If the entire interval is positive, there is strong evidence of a positive relationship.

Kelly’s Case Study: Car Price vs. Mileage

Scenario: Kelly examines $n = 10$ cars to predict Price (Y) based on Mileage (X).
Details: - Sample size: $10$ - $df = 10 - 2 = 8$ - Slope ( $b$ ): $-0.2083$ - Standard Error ( $SE_b$ ): $0.0684$
99% Confidence Interval Calculation: - $t^*$ for $99\%$ confidence and $df = 8$ is approximately $3.3554$ - Interval: $-0.2083 \pm 3.3554 \times 0.0684$ - Resulting Interval: $-0.4378$ to $+0.0212$
Conclusion: Since the interval contains zero, there is not convincing evidence of a linear relationship. The price could decrease by $44\,\text{cents}$ per mile, increase by $2\,\text{cents}$ per mile, or not change at all (slope of zero).

Significance Tests for Slope

Purpose: To determine if there is statistically significant evidence of a linear relationship between two variables.
Step 1: Hypotheses and Naming: - Null Hypothesis ( $H_0$ ): $\beta = \beta_0$ (Usually $\beta = 0$ , meaning no relationship). - Alternative Hypothesis ( $H_a$ ): \beta > 0, \beta < 0, or $\beta \neq 0$ .
Step 2: Conditions and Sampling Distribution: - Same conditions as the T-interval. - Assume $H_0$ is true, so the sampling distribution is centered at zero (if $\beta = 0$ ).
Step 3: Calculating Test Statistic and P-value: - Test Statistic ( $t$ ): $t = \frac{b - \beta_0}{SE_b}$ - P-value: Use tcdf(lower, upper, df) to find the area under the T-curve corresponding to the alternative hypothesis.
Step 4: Conclusion: - If $P < \alpha$ : Reject $H_0$ , stating there is evidence of a relationship. - If $P > \alpha$ : Fail to reject $H_0$ , stating there is lack of evidence of a relationship.

Example Case Study: Baby Walking Age and Temperature

Scenario: Researchers studied $n = 16$ babies to see if the average daily temperature in their city affects the age (in days) at which they first walk.
Hypotheses: - $H_0: \beta = 0$ (Temperature doesn't affect walking age). - H_a: \beta < 0 (In warmer cities, babies walk sooner).
Data: - Sample Slope ( $b$ ): $-0.0555$ - Standard Error ( $SE_b$ ): $0.0906$ - $df = 16 - 2 = 14$
Calculations: - $t = \frac{-0.0555 - 0}{0.0906} = -0.6126$ - P-value: tcdf(-99, -0.6126, 14) yields approximately $0.2769$ .
Conclusion: With a P-value of $0.2769$ , which is greater than standard alpha levels ( $0.01$ or $0.05$ ), we fail to reject the null. There is no statistically significant evidence that a negative linear relationship exists. The observed relationship is likely due to chance.

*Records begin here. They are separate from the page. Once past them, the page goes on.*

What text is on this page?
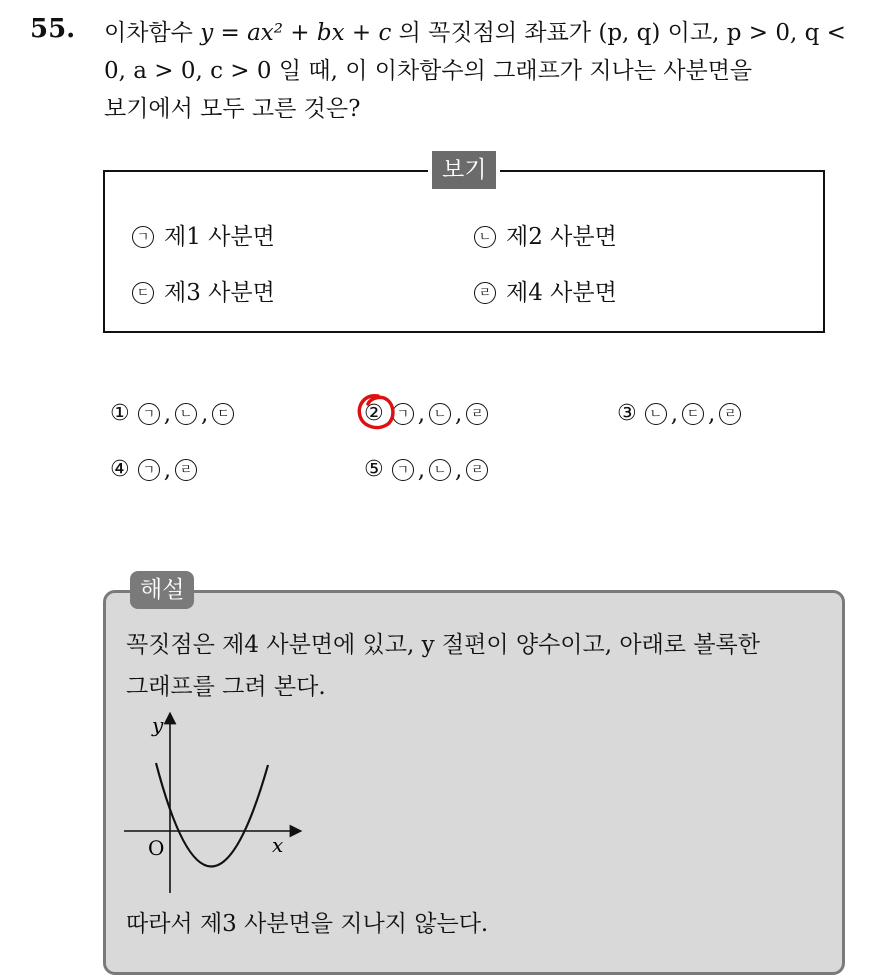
55. 이차함수 y = ax² + bx + c 의 꼭짓점의 좌표가 (p, q) 이고, p > 0, q <
0, a > 0, c > 0 일 때, 이 이차함수의 그래프가 지나는 사분면을
보기에서 모두 고른 것은?
보기
ㄱ 제1 사분면	ㄴ 제2 사분면
ㄷ 제3 사분면	ㄹ 제4 사분면
① ㄱ , ㄴ , ㄷ	② ㄱ , ㄴ , ㄹ	③ ㄴ , ㄷ , ㄹ
④ ㄱ , ㄹ	⑤ ㄱ , ㄴ , ㄹ
해설
꼭짓점은 제4 사분면에 있고, y 절편이 양수이고, 아래로 볼록한
그래프를 그려 본다.
y
x
O
따라서 제3 사분면을 지나지 않는다.
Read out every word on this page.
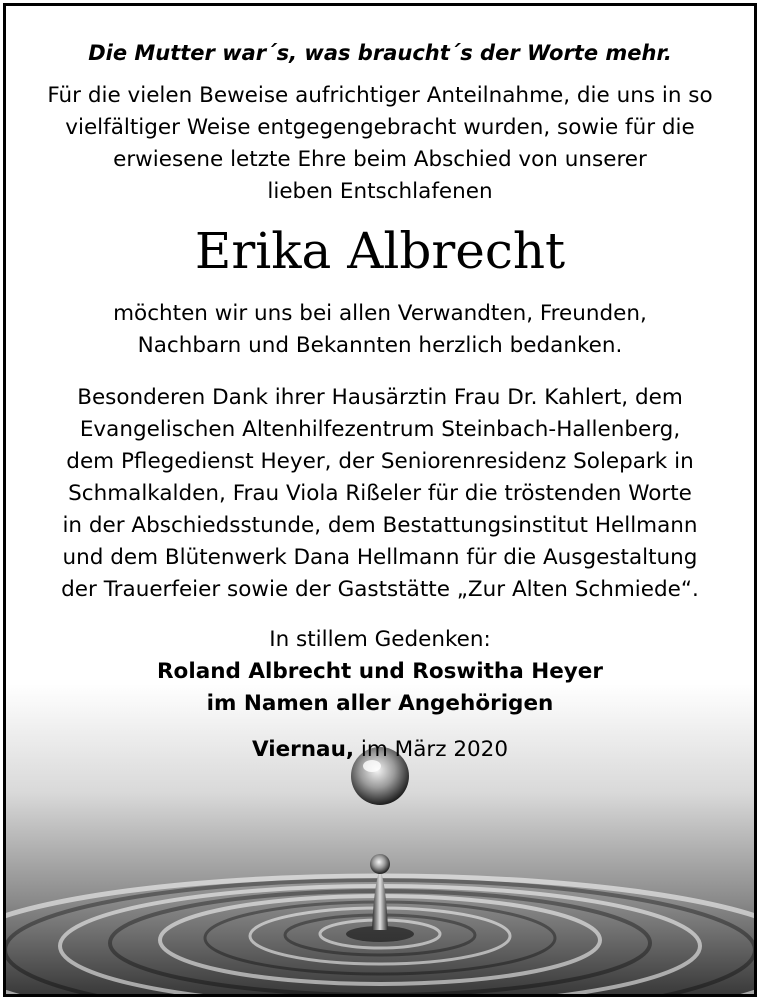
Die Mutter war´s, was braucht´s der Worte mehr.
Für die vielen Beweise aufrichtiger Anteilnahme, die uns in so
vielfältiger Weise entgegengebracht wurden, sowie für die
erwiesene letzte Ehre beim Abschied von unserer
lieben Entschlafenen
Erika Albrecht
möchten wir uns bei allen Verwandten, Freunden,
Nachbarn und Bekannten herzlich bedanken.
Besonderen Dank ihrer Hausärztin Frau Dr. Kahlert, dem
Evangelischen Altenhilfezentrum Steinbach-Hallenberg,
dem Pflegedienst Heyer, der Seniorenresidenz Solepark in
Schmalkalden, Frau Viola Rißeler für die tröstenden Worte
in der Abschiedsstunde, dem Bestattungsinstitut Hellmann
und dem Blütenwerk Dana Hellmann für die Ausgestaltung
der Trauerfeier sowie der Gaststätte „Zur Alten Schmiede“.
In stillem Gedenken:
Roland Albrecht und Roswitha Heyer
im Namen aller Angehörigen
Viernau, im März 2020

Final Tips for the AP Exam

Computer Output Reading: You are rarely required to calculate $SE_b$ or the slope manually. You must be able to identify them in a table. The slope is usually in the row labeled with the X-variable name, and the Standard Error is in the column labeled "SE Coeff" or "Standard Error" next to the slope.
Multiple Choice: Often tests the ability to construct the formula part of the interval ( $b \pm t^* \times SE_b$ ). Remember $df = n-2$ .
Free Response: Focus on interpreting the results (contextualizing the slope and the confidence interval).